Je me maudis de l'intérieur, descendis de mon vélo et m'élançai à la suite des policiers.

Les voisins observaient la scène depuis le pas de leurs portes, les yeux écarquillés. Je m'arrêtai, quelques mètres derrière les deux officiers de police. La jeune femme toqua trois fois en criant d'ouvrir la porte, sans que personne ne réponde. Le panneau de bois bleu vola sous le coup de pied de son collègue. Ils pénétrèrent dans la maison sans se soucier de ma présence derrière eux.

Un cri retentit, me perça les tympans, me perfora le cœur. Cette voix était celle d'Emma.

Je dépassai les flics en courant vers la source du cri. La jeune femme me rattrapa par le bras et me tapa sur la tête.

- Retourne devant la maison, petit. C'est dangereux là-dedans, souffla-t-elle.

- C'est hors de question. Cette fille qui se fait martyriser c'est mon amie ! protestai-je.

- Et comme tu l'as dit, elle se fait martyriser alors casse-toi !

- Non !

- Lola laisse-le, on n'a pas le temps, intervint son collègue.

La femme grogna et me poussa derrière elle mais elle ne protesta plus.

Je me fis le plus petit possible et suivis les policiers à travers le couloir. Plus on approchait de la porte du fond, plus on entendait de cris étouffés, plus mon cœur battait vite.

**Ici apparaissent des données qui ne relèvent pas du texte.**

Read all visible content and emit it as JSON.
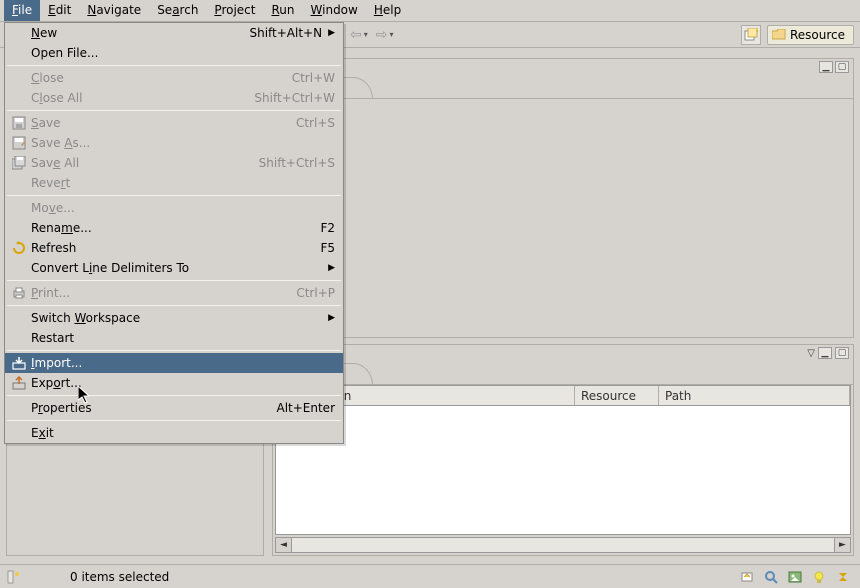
{
  "menubar": [
    {
      "label": "File",
      "u": [
        0
      ],
      "active": true
    },
    {
      "label": "Edit",
      "u": [
        0
      ]
    },
    {
      "label": "Navigate",
      "u": [
        0
      ]
    },
    {
      "label": "Search",
      "u": [
        2
      ]
    },
    {
      "label": "Project",
      "u": [
        0
      ]
    },
    {
      "label": "Run",
      "u": [
        0
      ]
    },
    {
      "label": "Window",
      "u": [
        0
      ]
    },
    {
      "label": "Help",
      "u": [
        0
      ]
    }
  ],
  "toolbar": {
    "resource_label": "Resource"
  },
  "dropdown": {
    "groups": [
      [
        {
          "label": "New",
          "u": [
            0
          ],
          "shortcut": "Shift+Alt+N",
          "submenu": true,
          "disabled": false,
          "icon": null
        },
        {
          "label": "Open File...",
          "disabled": false
        }
      ],
      [
        {
          "label": "Close",
          "u": [
            0
          ],
          "shortcut": "Ctrl+W",
          "disabled": true
        },
        {
          "label": "Close All",
          "u": [
            1
          ],
          "shortcut": "Shift+Ctrl+W",
          "disabled": true
        }
      ],
      [
        {
          "label": "Save",
          "u": [
            0
          ],
          "shortcut": "Ctrl+S",
          "disabled": true,
          "icon": "save"
        },
        {
          "label": "Save As...",
          "u": [
            5
          ],
          "disabled": true,
          "icon": "saveas"
        },
        {
          "label": "Save All",
          "u": [
            3
          ],
          "shortcut": "Shift+Ctrl+S",
          "disabled": true,
          "icon": "saveall"
        },
        {
          "label": "Revert",
          "u": [
            4
          ],
          "disabled": true
        }
      ],
      [
        {
          "label": "Move...",
          "u": [
            2
          ],
          "disabled": true
        },
        {
          "label": "Rename...",
          "u": [
            4
          ],
          "shortcut": "F2",
          "disabled": false
        },
        {
          "label": "Refresh",
          "shortcut": "F5",
          "disabled": false,
          "icon": "refresh"
        },
        {
          "label": "Convert Line Delimiters To",
          "u": [
            9
          ],
          "submenu": true,
          "disabled": false
        }
      ],
      [
        {
          "label": "Print...",
          "u": [
            0
          ],
          "shortcut": "Ctrl+P",
          "disabled": true,
          "icon": "print"
        }
      ],
      [
        {
          "label": "Switch Workspace",
          "u": [
            7
          ],
          "submenu": true,
          "disabled": false
        },
        {
          "label": "Restart",
          "disabled": false
        }
      ],
      [
        {
          "label": "Import...",
          "u": [
            0
          ],
          "disabled": false,
          "selected": true,
          "icon": "import"
        },
        {
          "label": "Export...",
          "u": [
            3
          ],
          "disabled": false,
          "icon": "export"
        }
      ],
      [
        {
          "label": "Properties",
          "u": [
            1
          ],
          "shortcut": "Alt+Enter",
          "disabled": false
        }
      ],
      [
        {
          "label": "Exit",
          "u": [
            1
          ],
          "disabled": false
        }
      ]
    ]
  },
  "table": {
    "headers": {
      "description": "Description",
      "resource": "Resource",
      "path": "Path"
    }
  },
  "status": {
    "text": "0 items selected"
  }
}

Et ces foutus flics allaient trop lentement !

La femme accéléra le pas, comme si elle avait lu dans mes pensées et sur un signe de tête de son collègue, elle déboula devant la porte brisée et pointa son flingue devant elle en criant.

- Police on ne bouge plus !

Je me précipitai derrière elle. La vision qui s'imposa à mes yeux me fit chanceler. Un grand homme au visage à moitié mangé par une barbe hirsute et aux yeux rougis par je ne savais quelle substance étrange tenait d'une seule main une Emma couverte de sang qui se débattait même pas. Sa gigantesque main maintenait la jeune fille par le cou, l'empêchant presque de respirer.

L'air se bloqua dans mes poumons.

- Lâchez cette jeune fille ! ordonna Lola.

L'homme grogna, jeta un regard dédaigneux à la policière mais ne bougea pas, resserra même sa prise sur le cou de la petite blonde.

- Je vous ai dit de la lâcher ! répéta-t-elle en haussant le ton.

Le géant grogna de nouveau, un grognement sauvage qui n'avait plus rien d'humain. D'un geste sec, il balança comme un sac vide le corps d'Emma contre le pied en métal du lit.

Je sursautai quand son corps le heurta violemment. La jeune fille étouffa un cri et je voulus me précipiter vers elle mais un bras me stoppa dans mon élan.

- Ne fais pas de la merde petit, ce type est fou, tu veux finir comme ton amie ? me dissuada le collègue de Lola.

Je déglutis difficilement et réfrénai mon envie de me jeter au secours de la petite blonde. Mon cœur battait plus vite qu'il ne l'avait jamais fait, mon souffle était court, j'avais peur, horriblement peur.

- Mais faites quelque chose bon sang ! criai-je.

- La ferme, gamin ! grogna la femme.

La femme se rapprocha à pas lents de l'homme qui frappait Emma quelques secondes plus tôt, son collègue sur les talons. Ils se placèrent chacun d'un côté du monstre.

- Laissez-vous faire et on ne vous fera aucun mal, lâcha le policier dont je ne connaissais pas le nom.

L'homme resta silencieux, observant ces gens qui l'entouraient d'un regard vide. Le policier prit son silence pour un accord et s'avança lentement en cherchant des menottes dans sa poche. Il ne vit rien venir.

Lorsqu'il ne fut plus qu'à un mètre de l'homme, ce dernier lui assena un violent coup de poing dans le visage. Le flic recula de plusieurs mètres, tituba, se redressa.

- Si vous bougez encore ne serait-ce qu'un orteil je tire, menaça Lola en chargeant son arme.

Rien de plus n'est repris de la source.